Infrastructure Over Everything: The Next Phase of Crypto and AI Capital
- 10 hours ago
- 3 min read
This week overview (March 23 - March 27, 2026)
Institutional capital is concentrating around infrastructure that directly runs financial systems and enterprise workflows. BitGo and ZKsync are pushing tokenized deposits into banking rails. Startale is building a vertically integrated stack for onchain capital markets in Asia. Reflection is attracting billions to scale open AI models as strategic infrastructure competing with closed systems. Harvey is turning legal work into agent-driven execution used by global enterprises. Across crypto and AI, capital is moving away from experimentation into systems that control settlement, computation and workflow execution.
BitGo x ZKsync: Turning Bank Deposits Into Onchain Instruments
BitGo and ZKsync are pushing deeper into institutional finance with a new partnership focused on tokenized deposits. The two firms are integrating custody and wallet infrastructure with Prividium, a privacy-preserving blockchain system designed for regulated banks, enabling them to issue and settle onchain representations of traditional deposits without moving funds outside the banking system. The stack is built around compliant, always-on settlement and programmable treasury operations, effectively turning bank liabilities into blockchain-native instruments. The platform is already being tested with multiple regulated institutions, with broader deployment targeted for the end of 2026.
Startale: Building Asia’s Onchain Capital Markets Stack
Startale Group closed a $63 million Series A, anchored by a $50 million second close from SBI Group and a prior $13 million tranche from Sony Innovation Fund. The raise is aimed at accelerating a vertically integrated onchain stack spanning infrastructure, stablecoins, tokenized securities and consumer applications. At the core is Strium, a Layer 1 built for institutional RWA and securities trading, alongside JPYSC and USDSC stablecoins designed for fiat integration and onchain yield distribution. Startale is also pushing its SuperApp strategy, bundling asset management, payments, and mini-app ecosystems into a single interface that abstracts blockchain complexity. The SBI partnership, which already includes joint development of Strium and a trust bank-backed JPY stablecoin, signals a coordinated move to build the settlement and exchange rails for Asia’s onchain capital markets, positioning Startale across both institutional and consumer layers as adoption scales.
Reflection: Open Models as Strategic Infrastructure
Reflection AI is reportedly raising $2.5 billion at a $25 billion valuation, with potential backing from JPMorgan Chase, positioning it as one of the largest emerging players in open AI models. Backed heavily by Nvidia, which previously invested around $800 million, Reflection is part of a broader push to build an open-source AI ecosystem in the U.S. to counter Chinese players like DeepSeek. The core thesis is accessibility: open models that developers can freely use and modify, competing directly with the closed systems from OpenAI and Google. Through initiatives like Nvidia’s Nemotron Coalition, capital is now flowing into open-model infrastructure as a strategic response to China’s push for exportable, lower-cost AI systems.
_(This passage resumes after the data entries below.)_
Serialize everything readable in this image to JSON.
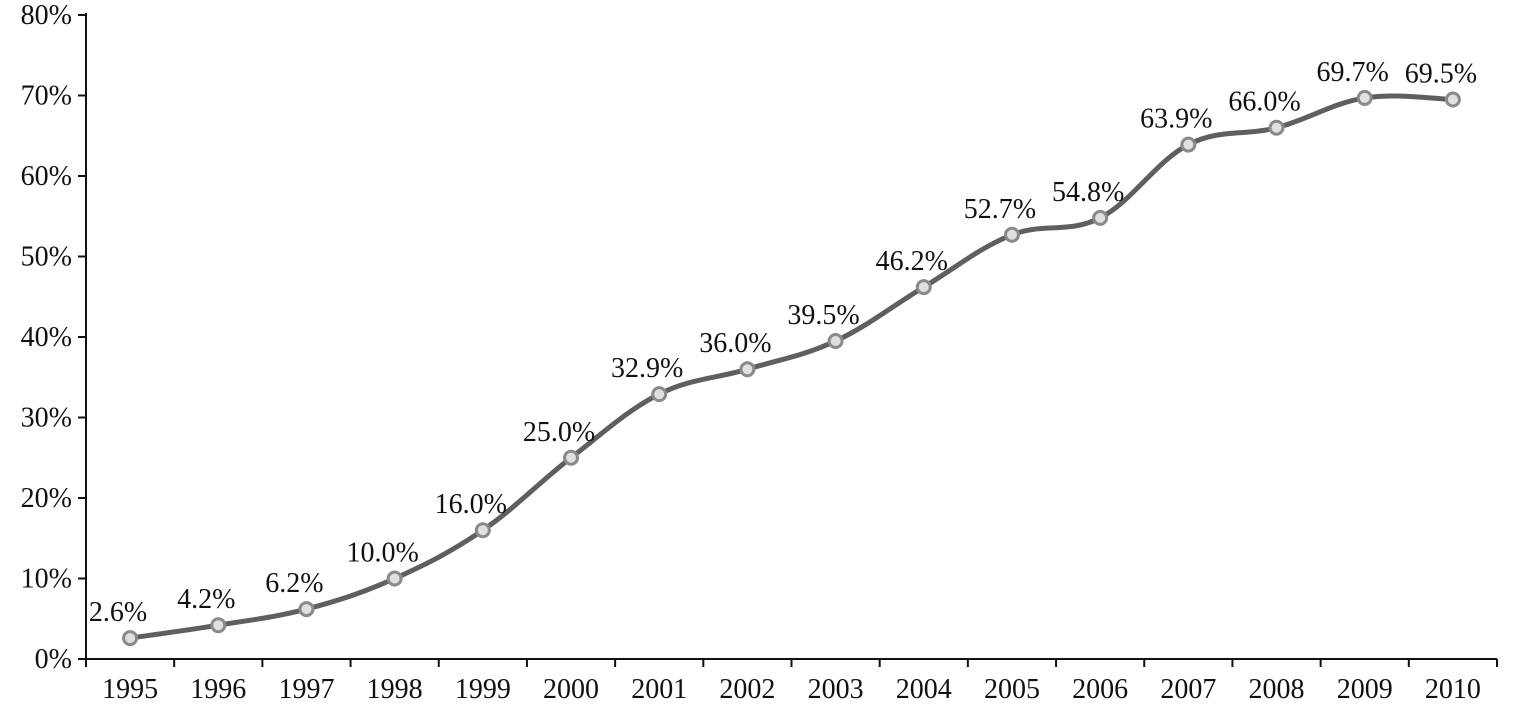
{
  "chart_data": {
    "type": "line",
    "title": "",
    "xlabel": "",
    "ylabel": "",
    "categories": [
      "1995",
      "1996",
      "1997",
      "1998",
      "1999",
      "2000",
      "2001",
      "2002",
      "2003",
      "2004",
      "2005",
      "2006",
      "2007",
      "2008",
      "2009",
      "2010"
    ],
    "series": [
      {
        "values": [
          2.6,
          4.2,
          6.2,
          10.0,
          16.0,
          25.0,
          32.9,
          36.0,
          39.5,
          46.2,
          52.7,
          54.8,
          63.9,
          66.0,
          69.7,
          69.5
        ],
        "labels": [
          "2.6%",
          "4.2%",
          "6.2%",
          "10.0%",
          "16.0%",
          "25.0%",
          "32.9%",
          "36.0%",
          "39.5%",
          "46.2%",
          "52.7%",
          "54.8%",
          "63.9%",
          "66.0%",
          "69.7%",
          "69.5%"
        ]
      }
    ],
    "ylim": [
      0,
      80
    ],
    "yticks": [
      0,
      10,
      20,
      30,
      40,
      50,
      60,
      70,
      80
    ],
    "ytick_labels": [
      "0%",
      "10%",
      "20%",
      "30%",
      "40%",
      "50%",
      "60%",
      "70%",
      "80%"
    ],
    "grid": false,
    "legend": "none",
    "colors": {
      "line": "#5f5f5f",
      "marker_fill": "#e0e0e0",
      "marker_stroke": "#8a8a8a",
      "axis": "#111111",
      "text": "#111111"
    }
  }
}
Harvey: Legal Work Becomes Agent Infrastructure
Harvey AI raised $200 million at an $11 billion valuation, co-led by GIC and Sequoia Capital, with continued backing from Andreessen Horowitz and Kleiner Perkins. The focus is scaling AI agents as core legal infrastructure: more than 25,000 agents already run on Harvey, automating workflows across M&A, due diligence, contract drafting and compliance.
“AI isn’t just assisting lawyers. It’s becoming the system through which legal work gets done,” said Winston Weinberg, CEO and co-founder of Harvey. "The law firms and in-house teams leading the way are building agents that execute complex workflows so lawyers can focus on judgment, strategy, and outcomes.”
Legal work is moving from manual execution to fully agent-driven systems, with long-horizon agents handling complex, multi-step processes over time. Harvey now works with the majority of the AmLaw 100, over 500 in-house teams and operates across 60 countries, with more than 100,000 lawyers using the platform. The capital is going toward expanding these agent systems and embedding legal engineering deeper into customer workflows, positioning Harvey as the operating layer where legal work is executed rather than assisted.
The common thread isn’t innovation at the edges, it’s ownership of execution. The layers that move money, run models and process work are where capital is consolidating, and where long-term leverage is being built.